Similarly to a regular push-up, plyometric ones can be made easier to perform by doing them on your knees. When doing plyo push-ups this way, you’ll want to be on a soft surface or place a yoga mat underneath your knees. Here are the steps for this variation:


  1. Begin on your knees in a plank position and kneel forward slightly to be in the high plank position. Make sure that your palms are lined up directly under your shoulders.

  2. Bending your arms, lower yourself into the push-up.

  3. Push back up immediately and with an explosive force that takes your hand off of the floor.

  4. Softly land into the starting position and move on to your next rep immediately.


If you’re experienced and comfortable performing regular plyo push-ups, you can incorporate slight variations that make them more challenging. We recommend that you only try these variations if you’re extremely confident with your upper-body strength. To add more difficulty to a plyometric push-up, you can:


  • Add an additional clap once it becomes easy to do one.

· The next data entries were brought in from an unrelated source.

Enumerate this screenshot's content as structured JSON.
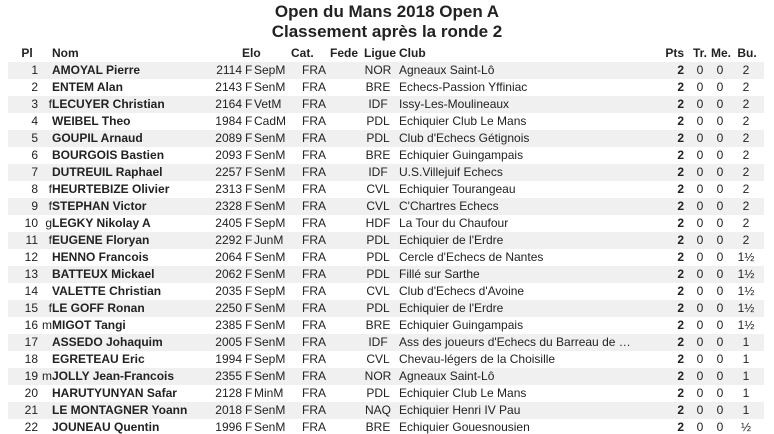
{
  "title": [
    "Open du Mans 2018 Open A",
    "Classement après la ronde 2"
  ],
  "table": {
    "header": {
      "pl": "Pl",
      "name": "Nom",
      "elo": "Elo",
      "cat": "Cat.",
      "fede": "Fede",
      "ligue": "Ligue",
      "club": "Club",
      "pts": "Pts",
      "tr": "Tr.",
      "me": "Me.",
      "bu": "Bu."
    },
    "rows": [
      {
        "pl": "1",
        "name": "AMOYAL Pierre",
        "elo": "2114",
        "fide": "F",
        "cat": "SepM",
        "fede": "FRA",
        "ligue": "NOR",
        "club": "Agneaux Saint-Lô",
        "pts": "2",
        "tr": "0",
        "me": "0",
        "bu": "2"
      },
      {
        "pl": "2",
        "name": "ENTEM Alan",
        "elo": "2143",
        "fide": "F",
        "cat": "SenM",
        "fede": "FRA",
        "ligue": "BRE",
        "club": "Echecs-Passion Yffiniac",
        "pts": "2",
        "tr": "0",
        "me": "0",
        "bu": "2"
      },
      {
        "pl": "3",
        "title": "f",
        "name": "LECUYER Christian",
        "elo": "2164",
        "fide": "F",
        "cat": "VetM",
        "fede": "FRA",
        "ligue": "IDF",
        "club": "Issy-Les-Moulineaux",
        "pts": "2",
        "tr": "0",
        "me": "0",
        "bu": "2"
      },
      {
        "pl": "4",
        "name": "WEIBEL Theo",
        "elo": "1984",
        "fide": "F",
        "cat": "CadM",
        "fede": "FRA",
        "ligue": "PDL",
        "club": "Echiquier Club Le Mans",
        "pts": "2",
        "tr": "0",
        "me": "0",
        "bu": "2"
      },
      {
        "pl": "5",
        "name": "GOUPIL Arnaud",
        "elo": "2089",
        "fide": "F",
        "cat": "SenM",
        "fede": "FRA",
        "ligue": "PDL",
        "club": "Club d'Echecs Gétignois",
        "pts": "2",
        "tr": "0",
        "me": "0",
        "bu": "2"
      },
      {
        "pl": "6",
        "name": "BOURGOIS Bastien",
        "elo": "2093",
        "fide": "F",
        "cat": "SenM",
        "fede": "FRA",
        "ligue": "BRE",
        "club": "Echiquier Guingampais",
        "pts": "2",
        "tr": "0",
        "me": "0",
        "bu": "2"
      },
      {
        "pl": "7",
        "name": "DUTREUIL Raphael",
        "elo": "2257",
        "fide": "F",
        "cat": "SenM",
        "fede": "FRA",
        "ligue": "IDF",
        "club": "U.S.Villejuif Echecs",
        "pts": "2",
        "tr": "0",
        "me": "0",
        "bu": "2"
      },
      {
        "pl": "8",
        "title": "f",
        "name": "HEURTEBIZE Olivier",
        "elo": "2313",
        "fide": "F",
        "cat": "SenM",
        "fede": "FRA",
        "ligue": "CVL",
        "club": "Echiquier Tourangeau",
        "pts": "2",
        "tr": "0",
        "me": "0",
        "bu": "2"
      },
      {
        "pl": "9",
        "title": "f",
        "name": "STEPHAN Victor",
        "elo": "2328",
        "fide": "F",
        "cat": "SenM",
        "fede": "FRA",
        "ligue": "CVL",
        "club": "C'Chartres Echecs",
        "pts": "2",
        "tr": "0",
        "me": "0",
        "bu": "2"
      },
      {
        "pl": "10",
        "title": "g",
        "name": "LEGKY Nikolay A",
        "elo": "2405",
        "fide": "F",
        "cat": "SepM",
        "fede": "FRA",
        "ligue": "HDF",
        "club": "La Tour du Chaufour",
        "pts": "2",
        "tr": "0",
        "me": "0",
        "bu": "2"
      },
      {
        "pl": "11",
        "title": "f",
        "name": "EUGENE Floryan",
        "elo": "2292",
        "fide": "F",
        "cat": "JunM",
        "fede": "FRA",
        "ligue": "PDL",
        "club": "Echiquier de l'Erdre",
        "pts": "2",
        "tr": "0",
        "me": "0",
        "bu": "2"
      },
      {
        "pl": "12",
        "name": "HENNO Francois",
        "elo": "2064",
        "fide": "F",
        "cat": "SenM",
        "fede": "FRA",
        "ligue": "PDL",
        "club": "Cercle d'Echecs de Nantes",
        "pts": "2",
        "tr": "0",
        "me": "0",
        "bu": "1½"
      },
      {
        "pl": "13",
        "name": "BATTEUX Mickael",
        "elo": "2062",
        "fide": "F",
        "cat": "SenM",
        "fede": "FRA",
        "ligue": "PDL",
        "club": "Fillé sur Sarthe",
        "pts": "2",
        "tr": "0",
        "me": "0",
        "bu": "1½"
      },
      {
        "pl": "14",
        "name": "VALETTE Christian",
        "elo": "2035",
        "fide": "F",
        "cat": "SepM",
        "fede": "FRA",
        "ligue": "CVL",
        "club": "Club d'Echecs d'Avoine",
        "pts": "2",
        "tr": "0",
        "me": "0",
        "bu": "1½"
      },
      {
        "pl": "15",
        "title": "f",
        "name": "LE GOFF Ronan",
        "elo": "2250",
        "fide": "F",
        "cat": "SenM",
        "fede": "FRA",
        "ligue": "PDL",
        "club": "Echiquier de l'Erdre",
        "pts": "2",
        "tr": "0",
        "me": "0",
        "bu": "1½"
      },
      {
        "pl": "16",
        "title": "m",
        "name": "MIGOT Tangi",
        "elo": "2385",
        "fide": "F",
        "cat": "SenM",
        "fede": "FRA",
        "ligue": "BRE",
        "club": "Echiquier Guingampais",
        "pts": "2",
        "tr": "0",
        "me": "0",
        "bu": "1½"
      },
      {
        "pl": "17",
        "name": "ASSEDO Johaquim",
        "elo": "2005",
        "fide": "F",
        "cat": "SenM",
        "fede": "FRA",
        "ligue": "IDF",
        "club": "Ass des joueurs d'Echecs du Barreau de …",
        "pts": "2",
        "tr": "0",
        "me": "0",
        "bu": "1"
      },
      {
        "pl": "18",
        "name": "EGRETEAU Eric",
        "elo": "1994",
        "fide": "F",
        "cat": "SepM",
        "fede": "FRA",
        "ligue": "CVL",
        "club": "Chevau-légers de la Choisille",
        "pts": "2",
        "tr": "0",
        "me": "0",
        "bu": "1"
      },
      {
        "pl": "19",
        "title": "m",
        "name": "JOLLY Jean-Francois",
        "elo": "2355",
        "fide": "F",
        "cat": "SenM",
        "fede": "FRA",
        "ligue": "NOR",
        "club": "Agneaux Saint-Lô",
        "pts": "2",
        "tr": "0",
        "me": "0",
        "bu": "1"
      },
      {
        "pl": "20",
        "name": "HARUTYUNYAN Safar",
        "elo": "2128",
        "fide": "F",
        "cat": "MinM",
        "fede": "FRA",
        "ligue": "PDL",
        "club": "Echiquier Club Le Mans",
        "pts": "2",
        "tr": "0",
        "me": "0",
        "bu": "1"
      },
      {
        "pl": "21",
        "name": "LE MONTAGNER Yoann",
        "elo": "2018",
        "fide": "F",
        "cat": "SenM",
        "fede": "FRA",
        "ligue": "NAQ",
        "club": "Echiquier Henri IV Pau",
        "pts": "2",
        "tr": "0",
        "me": "0",
        "bu": "1"
      },
      {
        "pl": "22",
        "name": "JOUNEAU Quentin",
        "elo": "1996",
        "fide": "F",
        "cat": "SenM",
        "fede": "FRA",
        "ligue": "BRE",
        "club": "Echiquier Gouesnousien",
        "pts": "2",
        "tr": "0",
        "me": "0",
        "bu": "½"
      }
    ]
  }
}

  • Perform a decline plyometric push-up by elevating your feet for a more demanding and more vigorous workout. It only takes a slight elevation to make a big difference.

  • For people with an advanced level of fitness, you can try to clap your hands behind your body rather than in the front.


Safety Tips

Plyo push-ups are a more advanced plyometric exercise and should not be performed by beginners. It takes a good amount of strength in your upper body, core, and shoulders to perform them correctly and safely; you can easily injure yourself while doing plyo push-ups if you don’t have the strength and fitness level to do them correctly. When performing a plyo push-up, make sure that:


  • Your core is tightened and engaged throughout the exercise to keep your back protected.

  • Your upper thighs stay aligned with your torso.

  • Your hips stay at the same level throughout the entire exercise.


If you are recovering from any injury, hold off on plyometric exercises until you are fully recovered. Also, be sure to allow your muscles 48 hours to recover between your plyo push-up workouts.



Related: Why Your Wrists Hurt After Doing Push-Ups


Plyo push-ups are challenging but can help you improve your cardio fitness and build strength and endurance. The most important thing to remember when adding a new exercise to your routine is to focus on maintaining the proper form to avoid injuring your body and take it slow at first; you can always add additional reps once you get more comfortable!